“Three Decades of Life in the Mafia”. Goodfellas tells the real life story of the rise and fall of Henry Hill in the world of organized crime. At a young age, he runs errands for a family of mobsters; as he gets older, he progresses up the hierarchy. Adapted from the book Wiseguy by Nicholas Pileggi, it is brilliantly directed by Martin Scorsese and is reminiscent to some extent of his early Italian-American mob film Mean Streets. It features an Oscar-winning performance from Joe Pesci as the psychotic, yet funny, Tommy De Vito.
“What do you mean funny, funny how? How am I funny?”
By Becci Jameson
Shallow Grave, 1995
Our very own Danny Boyle’s directorial debut, three friends find their new flatmate has overdosed and left them a suitcase full of cash. Starring Ewan McGregor and Christopher Eccleston, they decide to keep the money but now have to get rid of the body. It’s dark, gritty and gives me a warm feeling inside. There’s one moment were Eccleston knocks the body’s teeth out with a hammer and that’s when I realised I was way to young to be watching this brilliant and disturbing film. I turned out just fine…
By Harriet Weller
Forrest Gump, 1994
‘Run Forrest Run’ – the tag line of my youth.

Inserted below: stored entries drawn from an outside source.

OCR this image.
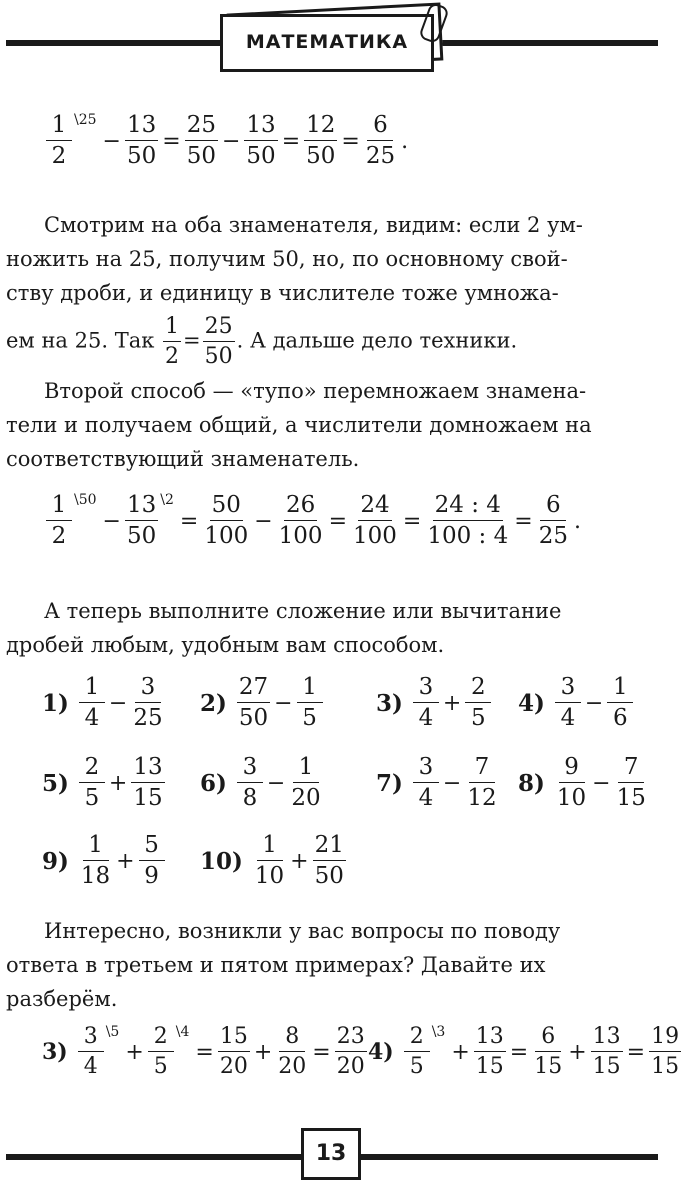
МАТЕМАТИКА
$\frac{1}{2}$ \25
− $\frac{13}{50} = \frac{25}{50} - \frac{13}{50} = \frac{12}{50} = \frac{6}{25}$ .

Смотрим на оба знаменателя, видим: если 2 ум-

ножить на 25, получим 50, но, по основному свой-

ству дроби, и единицу в числителе тоже умножа-

ем на 25. Так $\frac{1}{2} = \frac{25}{50}$ . А дальше дело техники.

Второй способ — «тупо» перемножаем знамена-

тели и получаем общий, а числители домножаем на

соответствующий знаменатель.

$\frac{1}{2}$ \50
− $\frac{13}{50}$ \2
= $\frac{50}{100} - \frac{26}{100} = \frac{24}{100} = \frac{24 : 4}{100 : 4} = \frac{6}{25}$ .

А теперь выполните сложение или вычитание

дробей любым, удобным вам способом.

$1) \frac{1}{4} - \frac{3}{25} 2) \frac{27}{50} - \frac{1}{5} 3) \frac{3}{4} + \frac{2}{5} 4) \frac{3}{4} - \frac{1}{6}$
$5) \frac{2}{5} + \frac{13}{15} 6) \frac{3}{8} - \frac{1}{20} 7) \frac{3}{4} - \frac{7}{12} 8) \frac{9}{10} - \frac{7}{15}$
$9) \frac{1}{18} + \frac{5}{9} 10) \frac{1}{10} + \frac{21}{50}$

Интересно, возникли у вас вопросы по поводу

ответа в третьем и пятом примерах? Давайте их

разберём.

$3) \frac{3}{4}$ \5
+ $\frac{2}{5}$ \4
= $\frac{15}{20} + \frac{8}{20} = \frac{23}{20} 4) \frac{2}{5}$ \3
+ $\frac{13}{15} = \frac{6}{15} + \frac{13}{15} = \frac{19}{15}$
13
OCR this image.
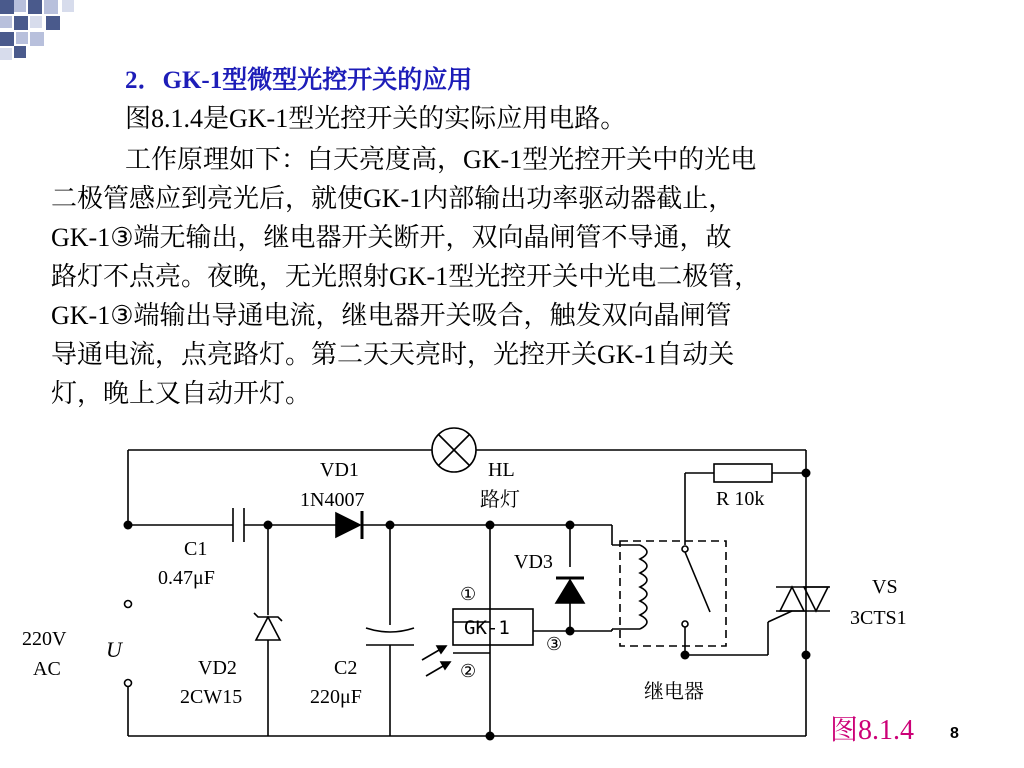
2．GK-1型微型光控开关的应用
图8.1.4是GK-1型光控开关的实际应用电路。
工作原理如下：白天亮度高，GK-1型光控开关中的光电
二极管感应到亮光后，就使GK-1内部输出功率驱动器截止，
GK-1③端无输出，继电器开关断开，双向晶闸管不导通，故
路灯不点亮。夜晚，无光照射GK-1型光控开关中光电二极管，
GK-1③端输出导通电流，继电器开关吸合，触发双向晶闸管
导通电流，点亮路灯。第二天天亮时，光控开关GK-1自动关
灯，晚上又自动开灯。
VD1
1N4007
HL
路灯	R 10k
C1
0.47μF
VD3
①
②
③
GK-1
VS
3CTS1
220V
AC
U
VD2
2CW15
C2
220μF	继电器
图8.1.4 8
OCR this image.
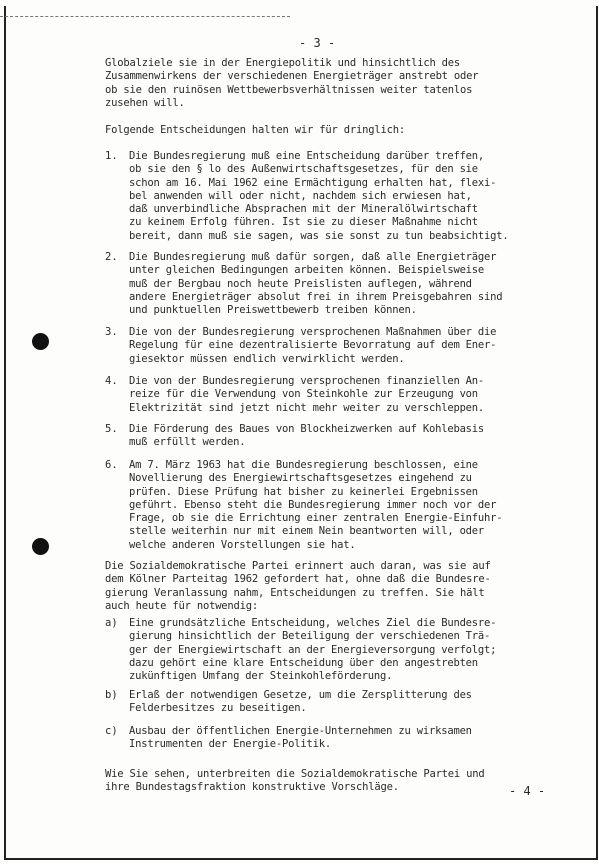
- 3 -
Globalziele sie in der Energiepolitik und hinsichtlich des
Zusammenwirkens der verschiedenen Energieträger anstrebt oder
ob sie den ruinösen Wettbewerbsverhältnissen weiter tatenlos
zusehen will.
Folgende Entscheidungen halten wir für dringlich:
1. Die Bundesregierung muß eine Entscheidung darüber treffen,
ob sie den § lo des Außenwirtschaftsgesetzes, für den sie
schon am 16. Mai 1962 eine Ermächtigung erhalten hat, flexi-
bel anwenden will oder nicht, nachdem sich erwiesen hat,
daß unverbindliche Absprachen mit der Mineralölwirtschaft
zu keinem Erfolg führen. Ist sie zu dieser Maßnahme nicht
bereit, dann muß sie sagen, was sie sonst zu tun beabsichtigt.
2. Die Bundesregierung muß dafür sorgen, daß alle Energieträger
unter gleichen Bedingungen arbeiten können. Beispielsweise
muß der Bergbau noch heute Preislisten auflegen, während
andere Energieträger absolut frei in ihrem Preisgebahren sind
und punktuellen Preiswettbewerb treiben können.
3. Die von der Bundesregierung versprochenen Maßnahmen über die
Regelung für eine dezentralisierte Bevorratung auf dem Ener-
giesektor müssen endlich verwirklicht werden.
4. Die von der Bundesregierung versprochenen finanziellen An-
reize für die Verwendung von Steinkohle zur Erzeugung von
Elektrizität sind jetzt nicht mehr weiter zu verschleppen.
5. Die Förderung des Baues von Blockheizwerken auf Kohlebasis
muß erfüllt werden.
6. Am 7. März 1963 hat die Bundesregierung beschlossen, eine
Novellierung des Energiewirtschaftsgesetzes eingehend zu
prüfen. Diese Prüfung hat bisher zu keinerlei Ergebnissen
geführt. Ebenso steht die Bundesregierung immer noch vor der
Frage, ob sie die Errichtung einer zentralen Energie-Einfuhr-
stelle weiterhin nur mit einem Nein beantworten will, oder
welche anderen Vorstellungen sie hat.
Die Sozialdemokratische Partei erinnert auch daran, was sie auf
dem Kölner Parteitag 1962 gefordert hat, ohne daß die Bundesre-
gierung Veranlassung nahm, Entscheidungen zu treffen. Sie hält
auch heute für notwendig:
a) Eine grundsätzliche Entscheidung, welches Ziel die Bundesre-
gierung hinsichtlich der Beteiligung der verschiedenen Trä-
ger der Energiewirtschaft an der Energieversorgung verfolgt;
dazu gehört eine klare Entscheidung über den angestrebten
zukünftigen Umfang der Steinkohleförderung.
b) Erlaß der notwendigen Gesetze, um die Zersplitterung des
Felderbesitzes zu beseitigen.
c) Ausbau der öffentlichen Energie-Unternehmen zu wirksamen
Instrumenten der Energie-Politik.
Wie Sie sehen, unterbreiten die Sozialdemokratische Partei und
ihre Bundestagsfraktion konstruktive Vorschläge.	- 4 -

How can anyone not fall for Forrest Gump? Never have I learnt so much from a character, my life philosophy is now based on a ‘box of chocolates’ (said with an amazing Alabama twang). I am pretty sure Forrest was my sole reason for choosing to take up American History as he manages to weave his way into every event which happened in the 20th century. An emotional rollercoaster of a film which Tom Hanks puts on a very believable performance, leaving me with the new life ambition to visit Bubba Gump Shrimp and co.
By Sophie Smith
The Lion King, 1994
It’s safe to say that, like so many other 90’s kids, Disney dominated my childhood, and chief among those films will always be The Lion King. Disney’s re-working of Hamlet, complete with an Oscar winning soundtrack by Elton John, follows Simba, a young prince trying to escape the guilt of ‘causing’ his father’s death, to battle to reclaim his throne from his nefarious uncle Scar. Famous for one of the saddest deaths in cinema history, and one that still manages to make me tear up 20 years later, The Lion King is easily their best film to date and no true 90’s childhood was complete without it.
By Joe Keep
Shawshank Redemption, 1994
Andy Dufresne; played by Tim Robbins, the world’s most imaginative and polite convict in ever to have graced the silver screen. Shawshank Redemption follows Andy, backed up by Red, played by Morgan Freeman, as he attempts to escape prison after being incarcerated despite claims of innocence. Both Robbins and Freeman put in fantastic performances with supporting actors also providing nicely to the overall feeling of the movie. This is a gem of a 90s film, with great acting coupled with a meaningful storyline driven by purpose and undertones of justice and perseverance, Shawshank Redemption is a must watch film.